Involves deriving new variables from existing ones that better represent the underlying structure of the data. This could involve mathematical transformations, aggregations, or domain-specific operations.

In [None]:
import pandas as pd

data = {
    'height': [1.60, 1.75, 1.82, 1.90],
    'weight': [55, 80, 72, 90]
}
df = pd.DataFrame(data)

# Creating a new feature: BMI
df['BMI'] = df['weight'] / (df['height'] ** 2)

print(df)

**Encoding Categorical Variables**

Machine learning algorithms generally require numerical input. Therefore, categorical variables must be converted into numerical format. There are several techniques to encode categorical variables:

*One-hot* encoding converts each category into a new binary column. This method is suitable when there are a limited number of categories.

In [None]:
data = {'color': ['red', 'blue', 'green']}
df = pd.DataFrame(data)

# One-Hot Encoding
df_encoded = pd.get_dummies(df, columns=['color'])

print(df_encoded)

*Label encoding* assigns a unique integer to each category. It is simple but assumes an ordinal relationship between the categories, which may not be appropriate for all cases.

In [None]:
from sklearn.preprocessing import LabelEncoder

data = {'color': ['red', 'blue', 'green']}
df = pd.DataFrame(data)

# Label Encoding
encoder = LabelEncoder()
df['color_encoded'] = encoder.fit_transform(df['color'])

print(df)

*Target encoding* involves replacing each category with the mean of the target variable for that category. This technique is useful when the categorical variable has a large number of levels.

In [None]:
data = {
    'color': ['red', 'blue', 'green', 'red', 'blue', 'green'],
    'target': [1, 0, 0, 1, 1, 0]
}
df = pd.DataFrame(data)

# Target Encoding
df['color_encoded'] = df.groupby('color')['target'].transform('mean')

print(df)

**Interaction Features**

Interaction features are created by combining two or more variables to capture the interactions between them. These features can reveal relationships that are not apparent when considering the variables independently.

*Example*:

Suppose you have age and income as features. An interaction term could be created by multiplying these two features to capture how income changes with age.

In [None]:
data = {
    'age': [25, 35, 45, 55],
    'income': [30000, 50000, 70000, 90000]
}
df = pd.DataFrame(data)

# Creating an interaction feature
df['age_income_interaction'] = df['age'] * df['income']

print(df)

**Polynomial features**

Created by generating new features that are polynomial combinations of the existing features. This can be particularly useful when modeling non-linear relationships.

*Example*:

Suppose you have a single feature x. You can create polynomial features like x^2, x^3, etc., which may help in capturing the non-linear relationships in the data.

In [None]:
from sklearn.preprocessing import PolynomialFeatures

data = {'x': [2, 3, 4]}
df = pd.DataFrame(data)

# Creating polynomial features (degree 2)
poly = PolynomialFeatures(degree=2, include_bias=False)
poly_features = poly.fit_transform(df)

# Convert the polynomial features back to a DataFrame
df_poly = pd.DataFrame(poly_features, columns=poly.get_feature_names_out(['x']))

print(df_poly)

**Feature Selection**

Identify features that are highly correlated with the target variable.

In [None]:
# Select only numerical columns for correlation
numerical_df = df.select_dtypes(include=[float, int])
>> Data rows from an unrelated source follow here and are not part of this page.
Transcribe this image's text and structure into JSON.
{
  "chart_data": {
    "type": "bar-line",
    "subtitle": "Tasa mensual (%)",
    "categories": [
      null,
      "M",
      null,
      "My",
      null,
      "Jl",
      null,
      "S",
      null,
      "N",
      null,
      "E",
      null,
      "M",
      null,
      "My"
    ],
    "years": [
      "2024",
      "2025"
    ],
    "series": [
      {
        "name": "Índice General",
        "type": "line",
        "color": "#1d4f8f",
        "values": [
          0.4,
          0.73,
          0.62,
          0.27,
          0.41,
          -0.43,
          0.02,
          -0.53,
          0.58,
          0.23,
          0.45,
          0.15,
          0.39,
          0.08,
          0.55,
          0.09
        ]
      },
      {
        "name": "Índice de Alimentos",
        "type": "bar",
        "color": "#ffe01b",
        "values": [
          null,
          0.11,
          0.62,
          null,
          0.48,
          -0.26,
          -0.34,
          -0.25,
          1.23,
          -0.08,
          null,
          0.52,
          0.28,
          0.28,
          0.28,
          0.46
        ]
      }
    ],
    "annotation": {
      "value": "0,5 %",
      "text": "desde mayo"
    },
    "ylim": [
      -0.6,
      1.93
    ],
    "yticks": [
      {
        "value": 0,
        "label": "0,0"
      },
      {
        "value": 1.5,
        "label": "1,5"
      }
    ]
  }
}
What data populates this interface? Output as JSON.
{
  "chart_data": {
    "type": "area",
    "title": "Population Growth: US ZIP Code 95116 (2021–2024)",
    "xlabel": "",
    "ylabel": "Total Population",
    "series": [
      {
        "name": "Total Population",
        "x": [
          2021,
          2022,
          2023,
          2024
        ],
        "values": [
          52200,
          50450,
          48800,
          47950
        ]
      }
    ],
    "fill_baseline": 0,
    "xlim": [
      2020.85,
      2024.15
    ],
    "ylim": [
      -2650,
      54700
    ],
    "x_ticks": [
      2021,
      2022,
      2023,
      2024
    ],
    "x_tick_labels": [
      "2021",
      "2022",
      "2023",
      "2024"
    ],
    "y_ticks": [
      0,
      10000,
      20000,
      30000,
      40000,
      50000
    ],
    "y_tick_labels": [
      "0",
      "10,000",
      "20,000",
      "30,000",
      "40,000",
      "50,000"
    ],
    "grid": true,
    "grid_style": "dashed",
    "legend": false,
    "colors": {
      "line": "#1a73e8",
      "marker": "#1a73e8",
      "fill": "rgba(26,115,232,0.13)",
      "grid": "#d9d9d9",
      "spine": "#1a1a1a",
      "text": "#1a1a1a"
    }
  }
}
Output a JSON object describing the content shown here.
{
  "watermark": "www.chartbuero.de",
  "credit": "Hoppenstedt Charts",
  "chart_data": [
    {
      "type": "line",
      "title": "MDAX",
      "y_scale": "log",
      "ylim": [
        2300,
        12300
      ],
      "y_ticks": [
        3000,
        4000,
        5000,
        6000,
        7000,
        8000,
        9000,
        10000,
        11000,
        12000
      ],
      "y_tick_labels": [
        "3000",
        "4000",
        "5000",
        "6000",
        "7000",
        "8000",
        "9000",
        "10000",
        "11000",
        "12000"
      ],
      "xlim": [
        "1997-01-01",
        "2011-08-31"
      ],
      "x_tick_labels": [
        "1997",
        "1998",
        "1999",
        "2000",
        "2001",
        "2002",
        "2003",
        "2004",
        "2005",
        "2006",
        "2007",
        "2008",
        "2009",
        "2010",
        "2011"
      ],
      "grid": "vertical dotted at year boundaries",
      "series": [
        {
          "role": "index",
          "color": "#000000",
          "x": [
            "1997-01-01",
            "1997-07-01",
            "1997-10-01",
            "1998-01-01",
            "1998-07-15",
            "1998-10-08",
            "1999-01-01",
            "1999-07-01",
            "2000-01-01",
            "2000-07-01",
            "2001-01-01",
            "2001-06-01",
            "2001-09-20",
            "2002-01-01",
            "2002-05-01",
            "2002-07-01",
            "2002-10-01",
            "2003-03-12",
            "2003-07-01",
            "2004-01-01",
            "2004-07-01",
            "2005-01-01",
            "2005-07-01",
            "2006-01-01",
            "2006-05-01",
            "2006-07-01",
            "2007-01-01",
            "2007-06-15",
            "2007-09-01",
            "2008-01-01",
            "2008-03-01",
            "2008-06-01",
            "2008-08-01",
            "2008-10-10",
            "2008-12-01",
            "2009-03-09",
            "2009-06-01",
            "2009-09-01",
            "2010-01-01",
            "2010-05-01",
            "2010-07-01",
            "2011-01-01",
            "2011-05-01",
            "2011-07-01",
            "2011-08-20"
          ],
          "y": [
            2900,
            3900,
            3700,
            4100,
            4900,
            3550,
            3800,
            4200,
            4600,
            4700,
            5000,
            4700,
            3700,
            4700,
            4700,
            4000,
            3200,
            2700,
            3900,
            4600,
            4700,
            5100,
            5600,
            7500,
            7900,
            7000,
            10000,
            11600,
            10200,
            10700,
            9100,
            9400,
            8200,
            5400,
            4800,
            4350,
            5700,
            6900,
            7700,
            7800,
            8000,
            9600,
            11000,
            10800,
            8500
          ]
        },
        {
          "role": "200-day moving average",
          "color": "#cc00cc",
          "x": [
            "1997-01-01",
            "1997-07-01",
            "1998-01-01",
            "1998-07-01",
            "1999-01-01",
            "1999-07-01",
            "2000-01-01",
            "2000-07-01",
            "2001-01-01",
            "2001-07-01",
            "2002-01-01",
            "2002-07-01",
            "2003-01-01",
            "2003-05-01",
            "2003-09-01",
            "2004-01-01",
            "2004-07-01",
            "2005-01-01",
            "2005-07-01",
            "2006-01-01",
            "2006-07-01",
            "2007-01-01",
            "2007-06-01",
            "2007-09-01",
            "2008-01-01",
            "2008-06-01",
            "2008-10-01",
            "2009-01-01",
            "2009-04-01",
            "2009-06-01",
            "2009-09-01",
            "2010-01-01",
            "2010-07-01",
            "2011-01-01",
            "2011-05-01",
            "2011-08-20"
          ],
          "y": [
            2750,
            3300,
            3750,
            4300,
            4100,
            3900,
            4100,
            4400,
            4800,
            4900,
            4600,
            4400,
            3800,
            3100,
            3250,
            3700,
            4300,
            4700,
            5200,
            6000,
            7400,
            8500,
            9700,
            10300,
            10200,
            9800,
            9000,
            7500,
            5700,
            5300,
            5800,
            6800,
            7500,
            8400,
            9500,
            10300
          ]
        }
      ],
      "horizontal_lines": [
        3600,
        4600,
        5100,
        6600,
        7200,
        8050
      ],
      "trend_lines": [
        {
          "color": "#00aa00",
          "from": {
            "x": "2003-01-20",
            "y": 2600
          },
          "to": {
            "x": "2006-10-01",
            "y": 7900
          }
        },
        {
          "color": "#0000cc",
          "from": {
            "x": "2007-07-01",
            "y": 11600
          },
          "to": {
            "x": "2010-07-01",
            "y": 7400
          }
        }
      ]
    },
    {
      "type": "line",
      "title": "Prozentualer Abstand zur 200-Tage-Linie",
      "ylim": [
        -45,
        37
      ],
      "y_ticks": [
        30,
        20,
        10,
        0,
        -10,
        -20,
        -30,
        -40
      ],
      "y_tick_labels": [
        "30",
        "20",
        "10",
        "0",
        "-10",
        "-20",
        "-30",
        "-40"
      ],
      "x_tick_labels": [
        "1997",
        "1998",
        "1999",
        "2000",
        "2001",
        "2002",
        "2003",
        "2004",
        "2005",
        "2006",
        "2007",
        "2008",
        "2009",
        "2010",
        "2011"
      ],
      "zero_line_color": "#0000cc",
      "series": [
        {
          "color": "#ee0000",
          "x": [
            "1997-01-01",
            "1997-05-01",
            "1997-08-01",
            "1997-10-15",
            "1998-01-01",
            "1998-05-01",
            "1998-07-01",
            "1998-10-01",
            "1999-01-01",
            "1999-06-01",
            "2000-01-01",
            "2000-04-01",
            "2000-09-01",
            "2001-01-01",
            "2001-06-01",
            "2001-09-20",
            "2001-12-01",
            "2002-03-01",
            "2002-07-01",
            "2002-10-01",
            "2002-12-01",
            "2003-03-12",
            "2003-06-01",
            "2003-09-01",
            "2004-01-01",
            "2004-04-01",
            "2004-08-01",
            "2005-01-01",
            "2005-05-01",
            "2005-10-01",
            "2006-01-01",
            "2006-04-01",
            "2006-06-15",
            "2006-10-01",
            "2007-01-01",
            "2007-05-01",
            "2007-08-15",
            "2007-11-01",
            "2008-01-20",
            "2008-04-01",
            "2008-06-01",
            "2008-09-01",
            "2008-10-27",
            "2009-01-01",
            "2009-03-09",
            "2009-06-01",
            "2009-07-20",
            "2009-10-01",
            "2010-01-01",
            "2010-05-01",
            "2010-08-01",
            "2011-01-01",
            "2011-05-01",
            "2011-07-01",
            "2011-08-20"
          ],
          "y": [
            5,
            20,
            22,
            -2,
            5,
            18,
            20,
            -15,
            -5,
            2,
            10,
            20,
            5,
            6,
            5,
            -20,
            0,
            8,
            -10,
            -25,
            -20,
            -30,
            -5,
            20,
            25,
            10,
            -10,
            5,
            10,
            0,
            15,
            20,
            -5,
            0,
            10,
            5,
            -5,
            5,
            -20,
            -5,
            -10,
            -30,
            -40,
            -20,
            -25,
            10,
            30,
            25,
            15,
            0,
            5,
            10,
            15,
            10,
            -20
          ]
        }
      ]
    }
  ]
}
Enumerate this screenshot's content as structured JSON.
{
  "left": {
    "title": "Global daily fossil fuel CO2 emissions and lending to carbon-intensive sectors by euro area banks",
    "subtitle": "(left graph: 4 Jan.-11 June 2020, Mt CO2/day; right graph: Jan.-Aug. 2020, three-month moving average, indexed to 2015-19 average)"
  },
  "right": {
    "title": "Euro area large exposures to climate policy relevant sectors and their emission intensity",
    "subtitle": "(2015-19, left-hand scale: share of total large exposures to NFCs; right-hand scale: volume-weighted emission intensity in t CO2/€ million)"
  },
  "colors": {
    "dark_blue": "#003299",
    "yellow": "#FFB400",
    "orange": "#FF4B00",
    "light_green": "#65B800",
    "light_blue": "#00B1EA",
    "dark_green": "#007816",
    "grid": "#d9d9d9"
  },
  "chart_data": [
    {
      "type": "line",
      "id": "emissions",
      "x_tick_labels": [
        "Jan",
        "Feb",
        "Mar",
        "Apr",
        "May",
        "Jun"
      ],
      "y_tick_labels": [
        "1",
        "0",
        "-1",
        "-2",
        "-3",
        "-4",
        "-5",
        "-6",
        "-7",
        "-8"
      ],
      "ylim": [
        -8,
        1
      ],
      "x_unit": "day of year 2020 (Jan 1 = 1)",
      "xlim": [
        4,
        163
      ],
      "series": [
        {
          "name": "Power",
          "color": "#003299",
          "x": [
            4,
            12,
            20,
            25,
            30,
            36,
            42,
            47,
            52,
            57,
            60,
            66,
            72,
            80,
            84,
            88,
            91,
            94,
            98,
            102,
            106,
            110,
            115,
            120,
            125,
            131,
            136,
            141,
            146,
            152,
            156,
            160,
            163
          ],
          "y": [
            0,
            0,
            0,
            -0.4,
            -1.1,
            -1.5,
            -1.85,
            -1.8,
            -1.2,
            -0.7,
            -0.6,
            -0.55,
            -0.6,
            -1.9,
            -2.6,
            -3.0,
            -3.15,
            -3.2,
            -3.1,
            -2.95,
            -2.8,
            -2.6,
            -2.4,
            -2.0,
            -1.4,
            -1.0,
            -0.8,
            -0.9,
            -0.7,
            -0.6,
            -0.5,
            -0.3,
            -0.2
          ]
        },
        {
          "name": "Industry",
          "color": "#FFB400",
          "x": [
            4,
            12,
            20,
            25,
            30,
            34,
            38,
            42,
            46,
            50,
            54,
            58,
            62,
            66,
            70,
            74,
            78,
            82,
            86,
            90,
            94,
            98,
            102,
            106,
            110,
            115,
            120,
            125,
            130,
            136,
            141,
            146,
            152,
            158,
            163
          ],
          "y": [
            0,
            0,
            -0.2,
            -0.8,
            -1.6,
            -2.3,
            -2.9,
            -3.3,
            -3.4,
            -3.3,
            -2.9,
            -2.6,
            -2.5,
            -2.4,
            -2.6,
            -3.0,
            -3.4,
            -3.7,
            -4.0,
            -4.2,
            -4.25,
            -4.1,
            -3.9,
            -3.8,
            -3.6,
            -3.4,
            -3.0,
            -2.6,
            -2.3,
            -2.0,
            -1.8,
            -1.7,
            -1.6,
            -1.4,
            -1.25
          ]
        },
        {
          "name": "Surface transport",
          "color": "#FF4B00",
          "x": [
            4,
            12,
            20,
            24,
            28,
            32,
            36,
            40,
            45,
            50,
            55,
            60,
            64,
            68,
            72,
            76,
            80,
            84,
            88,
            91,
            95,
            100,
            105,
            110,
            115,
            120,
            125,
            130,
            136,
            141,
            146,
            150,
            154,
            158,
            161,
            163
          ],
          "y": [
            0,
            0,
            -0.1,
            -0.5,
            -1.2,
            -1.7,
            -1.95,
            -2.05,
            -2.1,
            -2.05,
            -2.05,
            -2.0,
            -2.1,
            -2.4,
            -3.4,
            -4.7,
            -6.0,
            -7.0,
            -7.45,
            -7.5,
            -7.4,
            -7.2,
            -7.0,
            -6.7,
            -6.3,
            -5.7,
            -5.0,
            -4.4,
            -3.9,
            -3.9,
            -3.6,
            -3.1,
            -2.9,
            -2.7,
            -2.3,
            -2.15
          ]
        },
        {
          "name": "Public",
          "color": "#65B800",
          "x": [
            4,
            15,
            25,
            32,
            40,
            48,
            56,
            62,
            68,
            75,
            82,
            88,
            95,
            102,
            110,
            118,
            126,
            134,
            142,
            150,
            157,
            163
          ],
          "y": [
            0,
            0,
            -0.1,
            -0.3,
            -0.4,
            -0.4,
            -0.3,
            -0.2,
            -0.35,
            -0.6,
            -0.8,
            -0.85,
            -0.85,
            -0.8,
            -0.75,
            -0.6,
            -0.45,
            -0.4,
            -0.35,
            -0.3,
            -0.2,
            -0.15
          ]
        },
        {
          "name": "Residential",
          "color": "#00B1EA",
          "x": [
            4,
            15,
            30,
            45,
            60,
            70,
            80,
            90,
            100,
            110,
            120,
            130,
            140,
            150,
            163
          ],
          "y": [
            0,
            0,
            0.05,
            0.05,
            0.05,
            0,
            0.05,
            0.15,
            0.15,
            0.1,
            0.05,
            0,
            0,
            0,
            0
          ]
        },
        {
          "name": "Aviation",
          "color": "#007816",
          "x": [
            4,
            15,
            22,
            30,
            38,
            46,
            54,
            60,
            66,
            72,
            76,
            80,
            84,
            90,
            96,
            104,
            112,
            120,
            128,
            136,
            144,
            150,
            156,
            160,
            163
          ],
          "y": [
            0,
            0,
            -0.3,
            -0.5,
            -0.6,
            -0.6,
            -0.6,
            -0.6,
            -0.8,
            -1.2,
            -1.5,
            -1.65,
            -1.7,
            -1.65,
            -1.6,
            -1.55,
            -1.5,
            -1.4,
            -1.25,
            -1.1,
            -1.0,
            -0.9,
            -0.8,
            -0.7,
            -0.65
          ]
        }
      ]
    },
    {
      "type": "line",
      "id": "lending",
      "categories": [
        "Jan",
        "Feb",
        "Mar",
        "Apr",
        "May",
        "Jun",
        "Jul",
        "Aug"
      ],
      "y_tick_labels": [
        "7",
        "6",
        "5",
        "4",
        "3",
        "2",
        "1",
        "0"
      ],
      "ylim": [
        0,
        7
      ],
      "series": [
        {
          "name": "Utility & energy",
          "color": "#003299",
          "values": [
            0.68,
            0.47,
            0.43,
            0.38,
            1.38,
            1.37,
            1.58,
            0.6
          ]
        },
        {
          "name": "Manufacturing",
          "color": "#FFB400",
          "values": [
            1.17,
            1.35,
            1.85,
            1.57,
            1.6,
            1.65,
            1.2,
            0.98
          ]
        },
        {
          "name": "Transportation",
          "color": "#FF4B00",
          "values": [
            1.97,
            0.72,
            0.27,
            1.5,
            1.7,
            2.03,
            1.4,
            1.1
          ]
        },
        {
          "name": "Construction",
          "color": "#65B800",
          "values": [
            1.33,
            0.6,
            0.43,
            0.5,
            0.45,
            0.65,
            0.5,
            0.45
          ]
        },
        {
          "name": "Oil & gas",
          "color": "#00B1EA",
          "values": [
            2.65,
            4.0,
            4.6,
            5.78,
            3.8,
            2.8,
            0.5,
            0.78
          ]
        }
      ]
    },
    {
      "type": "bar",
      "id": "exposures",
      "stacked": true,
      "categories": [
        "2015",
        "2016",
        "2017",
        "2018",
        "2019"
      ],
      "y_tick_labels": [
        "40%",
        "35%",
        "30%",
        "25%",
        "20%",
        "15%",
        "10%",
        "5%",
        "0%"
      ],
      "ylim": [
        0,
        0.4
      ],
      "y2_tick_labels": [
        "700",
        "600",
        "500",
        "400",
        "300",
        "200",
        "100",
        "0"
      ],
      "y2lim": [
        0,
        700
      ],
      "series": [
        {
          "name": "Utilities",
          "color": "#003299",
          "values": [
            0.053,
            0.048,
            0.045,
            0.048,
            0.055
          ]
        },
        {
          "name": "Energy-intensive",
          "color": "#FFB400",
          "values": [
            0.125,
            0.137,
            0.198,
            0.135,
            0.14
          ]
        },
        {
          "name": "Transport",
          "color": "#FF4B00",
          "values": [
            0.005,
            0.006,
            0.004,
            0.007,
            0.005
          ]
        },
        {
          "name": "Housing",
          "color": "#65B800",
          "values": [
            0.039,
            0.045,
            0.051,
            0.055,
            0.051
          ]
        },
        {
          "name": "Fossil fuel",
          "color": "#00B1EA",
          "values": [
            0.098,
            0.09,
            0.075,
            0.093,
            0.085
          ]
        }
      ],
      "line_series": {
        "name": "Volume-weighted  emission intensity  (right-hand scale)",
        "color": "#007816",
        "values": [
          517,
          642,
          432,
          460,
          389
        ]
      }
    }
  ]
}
# Calculate the correlation matrix
correlation_matrix = numerical_df.corr()

# Print the correlations with the 'target' variable, sorted in descending order
print(correlation_matrix['target'].sort_values(ascending=False))

## Few Notes on scikit-learn

One of the most popular and powerful open-source libraries in Python for machine learning and data analysis. It provides a comprehensive suite of tools for building, evaluating, and deploying machine learning models, making it an essential tool for data scientists, machine learning engineers, and statisticians.

*Pipelines* in scikit-learn allow you to streamline the process of creating machine learning workflows by combining multiple steps (e.g., preprocessing, model fitting) into a single, cohesive process.

In [25]:
from sklearn.pipeline import Pipeline
from sklearn.preprocessing import StandardScaler
from sklearn.linear_model import LogisticRegression

X_train = [[1, 10], [100, 50], [5, 1 ], [10, 100], [50, 5]]
y_train = [0, 0, 1, 1, 0 ]

pipeline = Pipeline([
    ('scaler', StandardScaler()),
    ('classifier', LogisticRegression())
])

pipeline.fit(X_train, y_train)

**Model Evaluation Metrics**:

Scikit-learn includes a rich set of metrics for evaluating model performance, from standard accuracy to more complex metrics like ROC AUC, mean squared error (MSE), and adjusted R².

In [27]:
from sklearn.metrics import accuracy_score, confusion_matrix

X_test = [[1, 10], [10, 5], [5, 1 ], [10, 100], [50, 5]]
y_test = [0, 1, 0, 0, 0 ]

y_pred = pipeline.predict(X_test)
accuracy = accuracy_score(y_test, y_pred)
cm = confusion_matrix(y_test, y_pred)

print(y_pred, '\n')
print(accuracy, '\n')
print(cm, '\n')


[0 0 0 1 0] 

0.6 

[[3 1]
 [1 0]]